Ich betrete das Sekretariat.

»Ah, Monsieur Sievert schön sie zu sehen. Der Chef wartet bereits sie zu sehen.«

»Enchanté ma chère!«

Ich betrete das Büro des Dekans.

»Ah mon chèr, setzen sie sich.«

»Danke, aus welchem Grund möchten sie mich sprechen, wenn ich fragen darf?«

»Sie dürfen, ausnahmsweise. Ich habe einen neuen Job für sie!«

»Ich bin hier eigentlich ganz zufrieden Professor.«

»Sie werden trotzdem gehen, glauben sie mir. Wir brauchen einen Verbindungsmann an der Universität in Bangkok. Sie waren schon mal da, das spricht genauso für sie, wie die Tatsache, dass sie einer der wenigen sind, denen ich uneingeschränkt vertraue. Es geht dabei um ein wenig Geld müssen sie wissen. Sie sollen den Leuten dort auf die Finger schauen. Bis jetzt läuft alles reibungslos bei unserem Projekt, sie sollen dafür sorgen, dass das so bleibt und dass das Geld unserer Bürger nicht unnütz vergeudet wird. Als Senator für Finanzen fällt das in ihren Bereich.
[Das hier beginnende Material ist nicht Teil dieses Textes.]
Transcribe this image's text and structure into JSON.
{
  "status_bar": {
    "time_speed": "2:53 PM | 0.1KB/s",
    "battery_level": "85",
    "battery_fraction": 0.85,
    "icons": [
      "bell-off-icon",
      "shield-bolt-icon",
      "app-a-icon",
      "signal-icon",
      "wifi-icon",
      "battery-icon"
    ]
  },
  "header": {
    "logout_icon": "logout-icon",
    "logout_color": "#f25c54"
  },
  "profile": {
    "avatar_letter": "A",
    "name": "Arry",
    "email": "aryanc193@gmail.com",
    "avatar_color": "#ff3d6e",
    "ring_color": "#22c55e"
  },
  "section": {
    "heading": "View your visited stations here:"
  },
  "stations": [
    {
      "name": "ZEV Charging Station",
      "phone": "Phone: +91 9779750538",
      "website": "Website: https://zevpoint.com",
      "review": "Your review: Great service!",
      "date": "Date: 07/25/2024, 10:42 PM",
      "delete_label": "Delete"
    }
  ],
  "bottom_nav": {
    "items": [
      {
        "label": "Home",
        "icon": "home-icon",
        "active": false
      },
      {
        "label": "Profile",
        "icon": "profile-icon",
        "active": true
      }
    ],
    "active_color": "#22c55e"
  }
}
Ich würde ja auch gehen, aber man braucht mich hier, und außerdem vertrage ich das Klima dort nicht. Was sagen zu meinem Angebot?«

»Wie werde ich dort leben, und was noch wichtiger ist, für wie lange?«

»Angemessen, und auf unbefristete Zeit. Vergessen sie nicht, sie sollen eine der größten Universitäten der Union repräsentieren. Kann ich, können wir auf sie bauen?«

»Meine uneingeschränkte Loyalität gehört den Interessen Europas.«

»Wie immer sehr diplomatisch, und politisch korrekt. Sie hätten Politiker werden sollen Sievert!«

»Merci, monsieur le doyen«

»Aber bitte, und nun beeilen sie sich besser. In zwei Tagen starten sie mit unserem Jet in Richtung Bangkok. Ach ja, sie werden sich vielleicht über die Maschine wundern. Unsere Kollegen aus der Technologiefakultät haben ein wenig daran herumgebastelt!«

»Sie machen mir ja richtig viel Mut.«

Zum Abschied gibt er mir die Hand. Sofort danach sieht er so aus, als schwebten seine Gedanken schon zwischen Saigon und Hanoi.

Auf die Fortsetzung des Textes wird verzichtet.